No, the ECLS-K sample was designed to support national and regional estimates. It was not designed to estimate characteristics of children, teachers, or schools at the state, county, or city level.
Can you use the ECLS-K data to produce estimates that are nationally representative of school and teacher characteristics?
Yes, but only the ECLS-K kindergarten data will support such estimates. The base-year (i.e., kindergarten) school sample is nationally representative of schools that educate kindergartners. A separate school-level data file with school weights is included on the longitudinal kindergarten through eighth grade data file. During the kindergarten year, the ECLS-K sampled all kindergarten teachers in each of the ECLS-K schools. Data from this nationally representative sample of kindergarten teachers also are available as a separate file with teacher weights on the longitudinal kindergarten through eighth grade file. The ECLS-K data do not, however, support teacher-level or school-level estimates in first, third, fifth, or eighth grades. After kindergarten, teachers and schools were only included in the study if they educated one or more ECLS-K children. Therefore, no teacher-level or school-level weights are provided after the base year.
Do I need to use weights for my analyses?
Weights are used to adjust for disproportionate sampling, survey nonresponse, and undercoverage of the target population when analyzing complex survey data. They also are necessary to produce national-level estimates of the ECLS-K cohort, of kindergarten teachers in 1998-99, and of schools educating kindergartners in 1998-99.
Do I need to use the same weight for all analyses?

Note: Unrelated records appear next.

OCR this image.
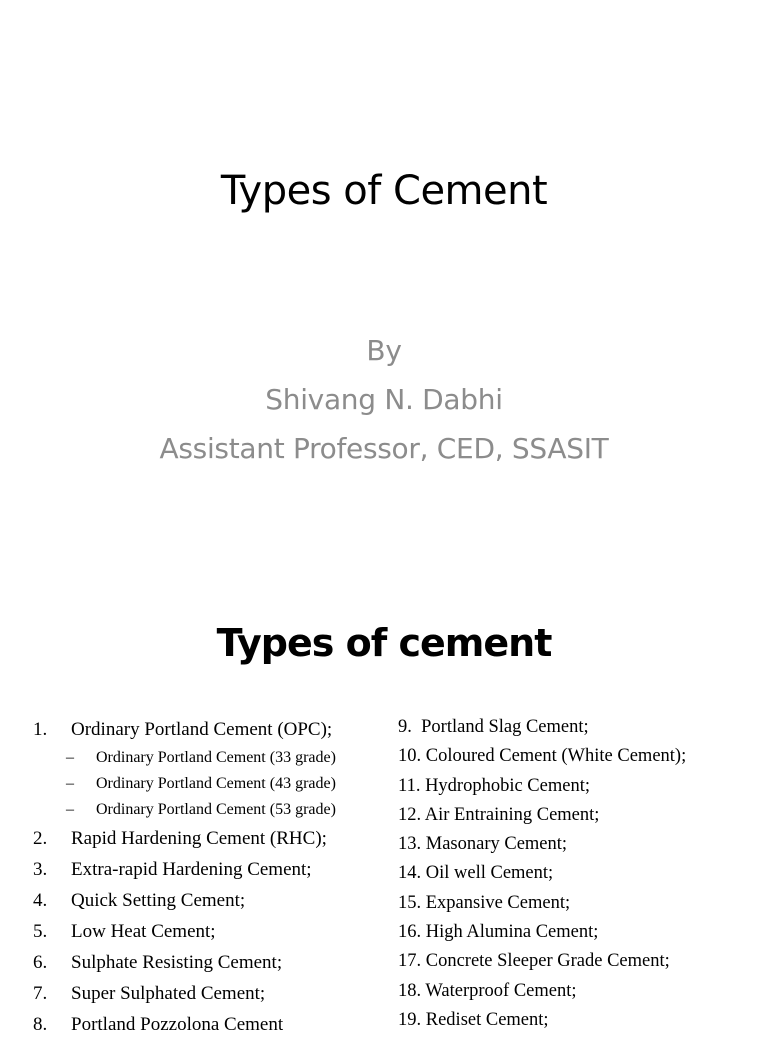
Types of Cement
By
Shivang N. Dabhi
Assistant Professor, CED, SSASIT
Types of cement
1. Ordinary Portland Cement (OPC);
– Ordinary Portland Cement (33 grade)
– Ordinary Portland Cement (43 grade)
– Ordinary Portland Cement (53 grade)
2. Rapid Hardening Cement (RHC);
3. Extra-rapid Hardening Cement;
4. Quick Setting Cement;
5. Low Heat Cement;
6. Sulphate Resisting Cement;
7. Super Sulphated Cement;
8. Portland Pozzolona Cement
9.  Portland Slag Cement;
10. Coloured Cement (White Cement);
11. Hydrophobic Cement;
12. Air Entraining Cement;
13. Masonary Cement;
14. Oil well Cement;
15. Expansive Cement;
16. High Alumina Cement;
17. Concrete Sleeper Grade Cement;
18. Waterproof Cement;
19. Rediset Cement;
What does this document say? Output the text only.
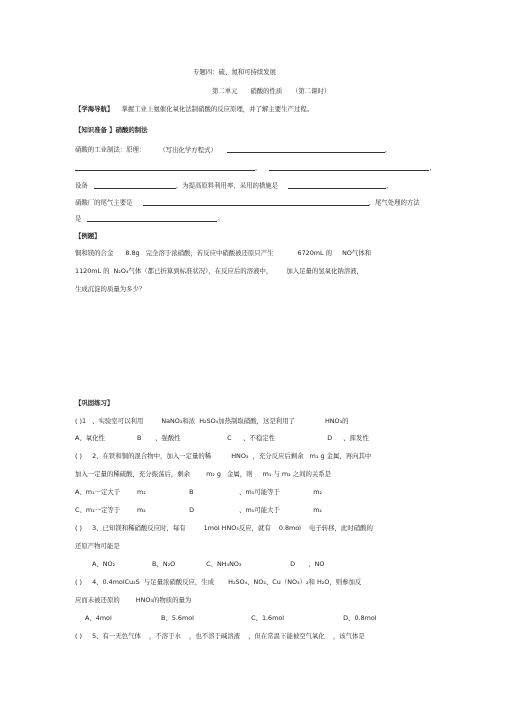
专题四：硫、氮和可持续发展
第二单元　　硝酸的性质　　（第二课时）
【学海导航】 掌握工业上氨催化氧化法制硝酸的反应原理，并了解主要生产过程。
【知识准备 】硝酸的制法
硝酸的工业制法：原理： （写出化学方程式）	，
，	，
设备	，为提高原料利用率，采用的措施是	，
硝酸厂的尾气主要是	，尾气处理的方法
是	。
【例题】
铜和镁的合金 8.8g 完全溶于浓硝酸，若反应中硝酸被还原只产生	6720mL 的 NO气体和
1120mL 的 N₂O₄气体（都已折算到标准状况），在反应后的溶液中， 加入足量的氢氧化钠溶液，
生成沉淀的质量为多少？
【巩固练习】
( )1 、实验室可以利用	NaNO₃和浓 H₂SO₄加热制取硝酸，这是利用了	HNO₃的
A、氧化性	B 、强酸性	C 、不稳定性	D 、挥发性
( ) 2、在铁和铜的混合物中，加入一定量的稀	HNO₃ ，充分反应后剩余 m₁ g 金属，再向其中
加入一定量的稀硫酸，充分振荡后，剩余	m₂ g 金属，则 m₁ 与 m₂ 之间的关系是
A、m₁一定大于	m₂	B	、m₁可能等于	m₂
C、m₁一定等于	m₂	D	、m₁可能大于	m₂
( ) 3、已知镁和稀硝酸反应时，每有	1mol HNO₃反应，就有 0.8mol 电子转移，此时硝酸的
还原产物可能是
A、NO₂	B、N₂O	C、NH₄NO₃	D 、NO
( ) 4、0.4molCu₂S 与足量浓硝酸反应，生成 H₂SO₄、NO₂、Cu（NO₃）₂和 H₂O，则参加反
应而未被还原的	HNO₃的物质的量为
A、4mol	B、5.6mol	C、1.6mol	D、0.8mol
( ) 5、有一无色气体 ，不溶于水 ，也不溶于碱溶液 ，但在常温下能被空气氧化 ，该气体是
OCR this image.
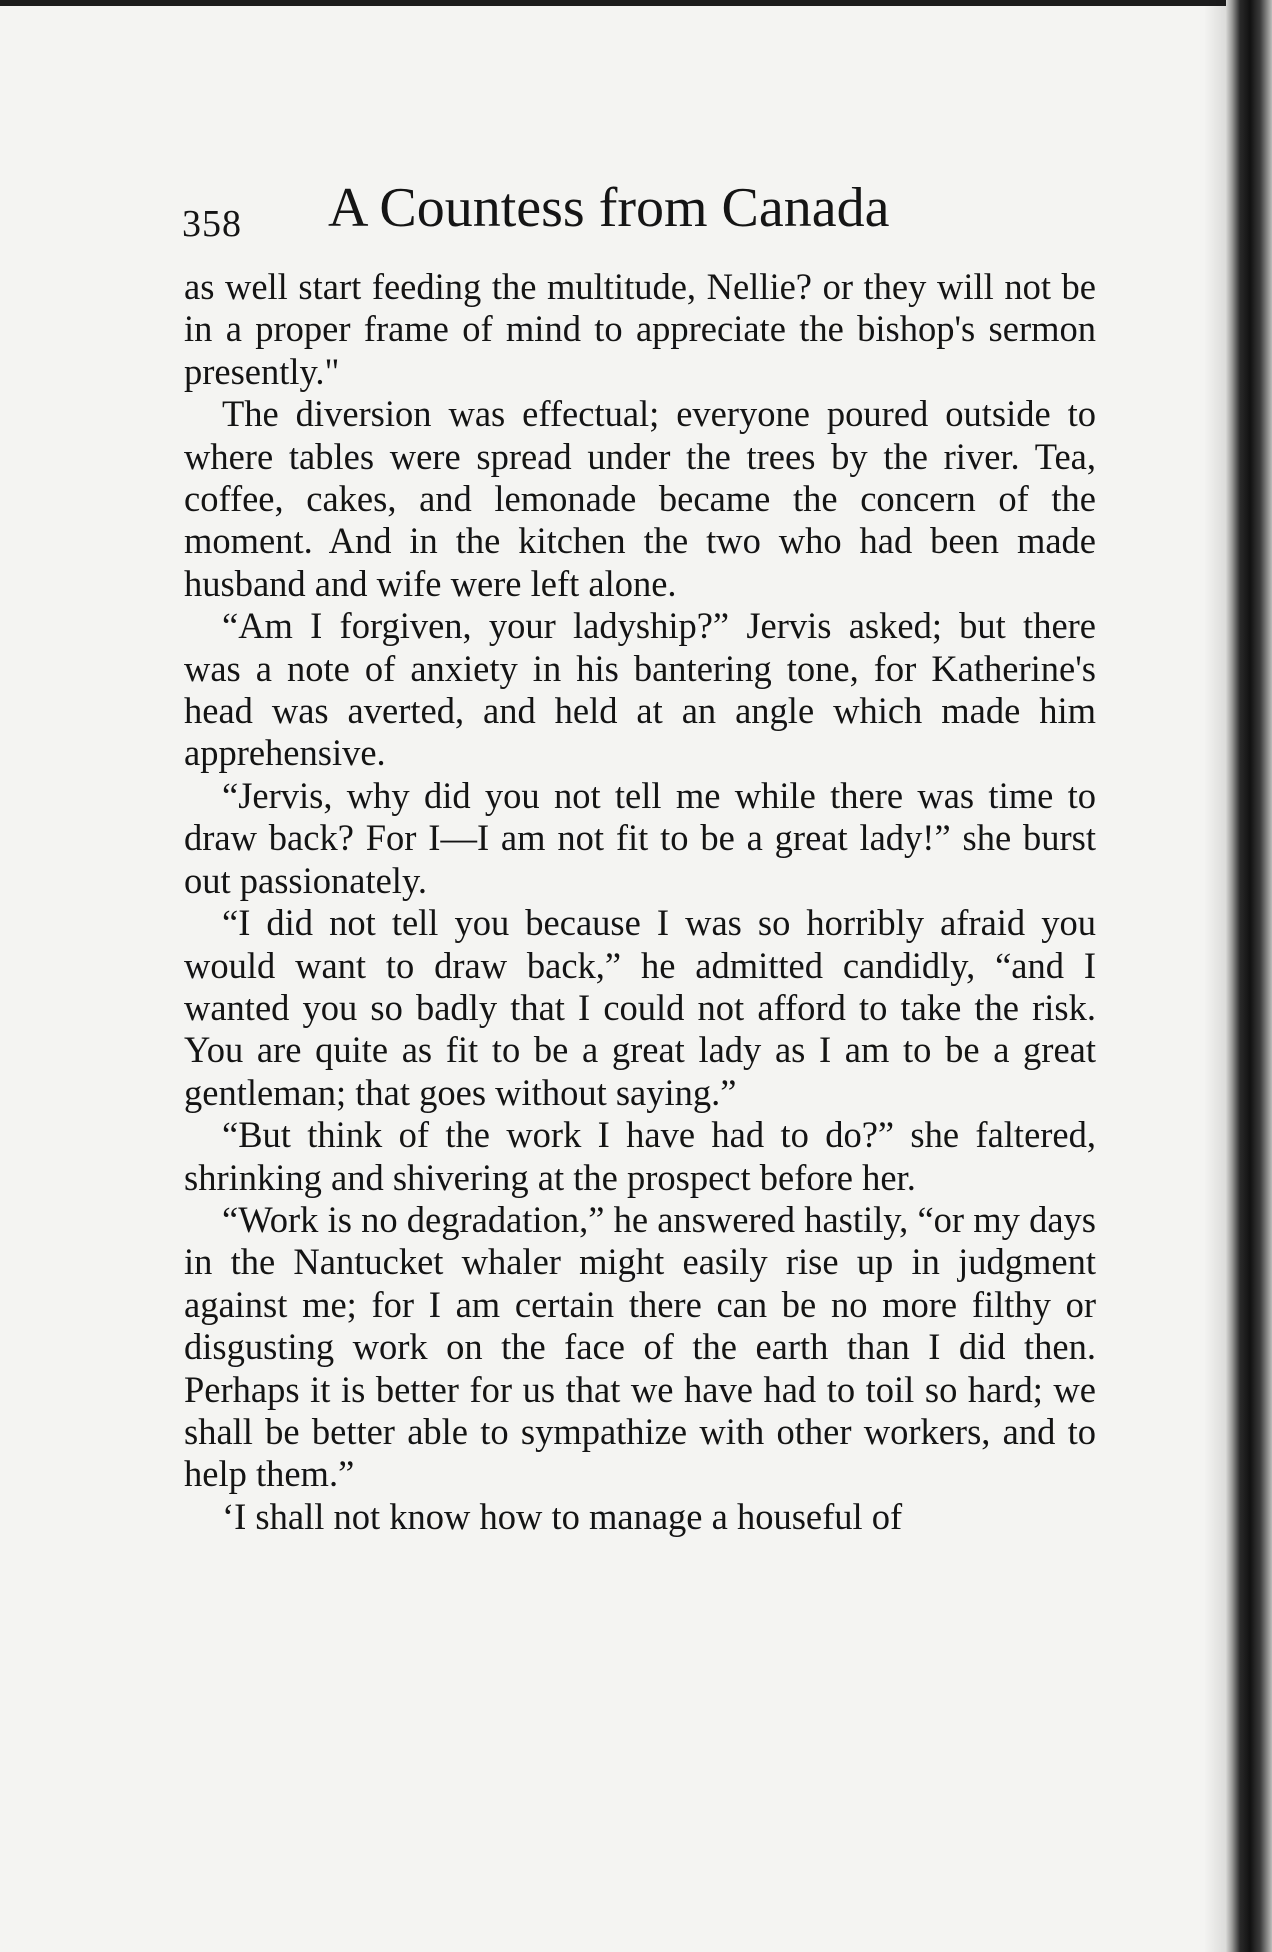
358 A Countess from Canada

as well start feeding the multitude, Nellie? or they will not be in a proper frame of mind to appreciate the bishop's sermon presently."

The diversion was effectual; everyone poured outside to where tables were spread under the trees by the river. Tea, coffee, cakes, and lemonade became the concern of the moment. And in the kitchen the two who had been made husband and wife were left alone.

“Am I forgiven, your ladyship?” Jervis asked; but there was a note of anxiety in his bantering tone, for Katherine's head was averted, and held at an angle which made him apprehensive.

“Jervis, why did you not tell me while there was time to draw back? For I—I am not fit to be a great lady!” she burst out passionately.

“I did not tell you because I was so horribly afraid you would want to draw back,” he admitted candidly, “and I wanted you so badly that I could not afford to take the risk. You are quite as fit to be a great lady as I am to be a great gentleman; that goes without saying.”

“But think of the work I have had to do?” she faltered, shrinking and shivering at the prospect before her.

“Work is no degradation,” he answered hastily, “or my days in the Nantucket whaler might easily rise up in judgment against me; for I am certain there can be no more filthy or disgusting work on the face of the earth than I did then. Perhaps it is better for us that we have had to toil so hard; we shall be better able to sympathize with other workers, and to help them.”

‘I shall not know how to manage a houseful of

Researchers are encouraged to use the same weight throughout all analyses in a publication or paper, even when there is a different ideal weight for each analysis. Weights are assigned to cases with valid data associated with the component(s) contributing to the weight. Selecting different weights within the same publication or paper results in each analysis being run with a different analytic sample (i.e., the exact cases contributing to the analyses).